Each year, NFPA collects data on all firefighter fatalities in the United States that resulted from injuries or illnesses that occurred while the victims were on duty. According to NFPA, the report is a compelling picture of the risks to the nation’s firefighters.
As in most years, the No. 1 cause of on-duty firefighter fatalities was sudden cardiac death. While the number of such deaths has been trending downwards since the late 1970s, sudden cardiac death still accounted for 39 percent of the on-duty deaths in the last five years, and 42 percent in 2009 alone, underscoring the need for wellness-fitness programs and health screenings for firefighters across the nation.
Other key findings in the report include
- Six deaths occurred at five intentionally set fires in 2009. From 2000 through 2009, 60 firefighters (6.1 percent of all on-duty deaths) died in connection with intentionally set fires. The number of these deaths annually has been dropping since 1985.
- Nine deaths occurred in crashes of road vehicles in 2009, a significant decline in the category that regularly accounts for the second largest share of deaths. This is the lowest total since 1983.
- Over the past 10 years, 29 firefighter deaths have resulted from false calls, including malicious false alarms and alarm malfunctions.

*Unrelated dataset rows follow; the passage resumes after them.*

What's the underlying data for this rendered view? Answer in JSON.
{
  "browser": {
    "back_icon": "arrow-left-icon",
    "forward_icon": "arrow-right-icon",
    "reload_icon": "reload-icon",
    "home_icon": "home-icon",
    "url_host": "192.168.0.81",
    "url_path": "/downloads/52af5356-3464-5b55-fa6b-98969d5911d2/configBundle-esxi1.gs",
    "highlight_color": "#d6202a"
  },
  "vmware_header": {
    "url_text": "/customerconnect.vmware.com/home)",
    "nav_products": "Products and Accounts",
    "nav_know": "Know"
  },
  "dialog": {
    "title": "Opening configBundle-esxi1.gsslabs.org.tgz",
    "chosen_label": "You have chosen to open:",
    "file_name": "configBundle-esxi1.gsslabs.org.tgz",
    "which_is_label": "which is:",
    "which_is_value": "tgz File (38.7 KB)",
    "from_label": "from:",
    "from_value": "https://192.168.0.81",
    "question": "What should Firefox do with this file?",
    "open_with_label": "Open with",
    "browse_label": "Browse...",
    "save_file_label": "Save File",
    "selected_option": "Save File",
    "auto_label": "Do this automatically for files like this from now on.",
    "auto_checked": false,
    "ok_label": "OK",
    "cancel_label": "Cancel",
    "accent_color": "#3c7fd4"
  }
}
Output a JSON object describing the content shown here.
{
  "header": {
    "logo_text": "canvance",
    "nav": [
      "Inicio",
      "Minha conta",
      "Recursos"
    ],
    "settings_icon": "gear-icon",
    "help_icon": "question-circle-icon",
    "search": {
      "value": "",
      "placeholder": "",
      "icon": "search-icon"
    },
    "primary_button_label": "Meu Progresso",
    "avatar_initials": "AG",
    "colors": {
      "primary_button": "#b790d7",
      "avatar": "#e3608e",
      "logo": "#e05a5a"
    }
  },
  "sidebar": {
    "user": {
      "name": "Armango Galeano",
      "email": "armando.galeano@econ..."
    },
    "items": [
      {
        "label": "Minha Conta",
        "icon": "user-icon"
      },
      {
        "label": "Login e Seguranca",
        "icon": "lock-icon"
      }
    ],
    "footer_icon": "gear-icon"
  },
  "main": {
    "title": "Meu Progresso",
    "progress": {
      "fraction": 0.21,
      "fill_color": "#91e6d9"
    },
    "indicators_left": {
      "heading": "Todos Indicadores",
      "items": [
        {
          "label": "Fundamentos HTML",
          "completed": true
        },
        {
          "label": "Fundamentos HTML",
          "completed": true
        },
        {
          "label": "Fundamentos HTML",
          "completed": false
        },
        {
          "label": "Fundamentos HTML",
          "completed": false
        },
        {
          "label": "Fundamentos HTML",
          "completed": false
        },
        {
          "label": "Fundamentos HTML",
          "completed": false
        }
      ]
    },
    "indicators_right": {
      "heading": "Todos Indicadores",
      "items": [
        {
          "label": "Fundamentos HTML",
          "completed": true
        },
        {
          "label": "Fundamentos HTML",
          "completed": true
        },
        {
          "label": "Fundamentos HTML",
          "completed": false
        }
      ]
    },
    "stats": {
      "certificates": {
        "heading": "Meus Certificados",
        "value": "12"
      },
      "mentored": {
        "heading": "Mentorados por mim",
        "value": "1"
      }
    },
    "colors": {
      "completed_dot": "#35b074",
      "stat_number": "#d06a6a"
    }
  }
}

- Of the 82 firefighters who died while on duty, 41 were volunteer firefighters, 31 were career firefighters, while the remaining were employees or contractors of federal and local land management agencies or private fire safety crews.
The NFPA report examines the types of duties associated with firefighter deaths, the cause and nature of fatal injuries to firefighters and the ages of the firefighters who died. The report highlights deaths in intentionally set fires and in motor vehicle-related incidents and also presents summaries of individual incidents that illustrate important problems or concerns in firefighter safety.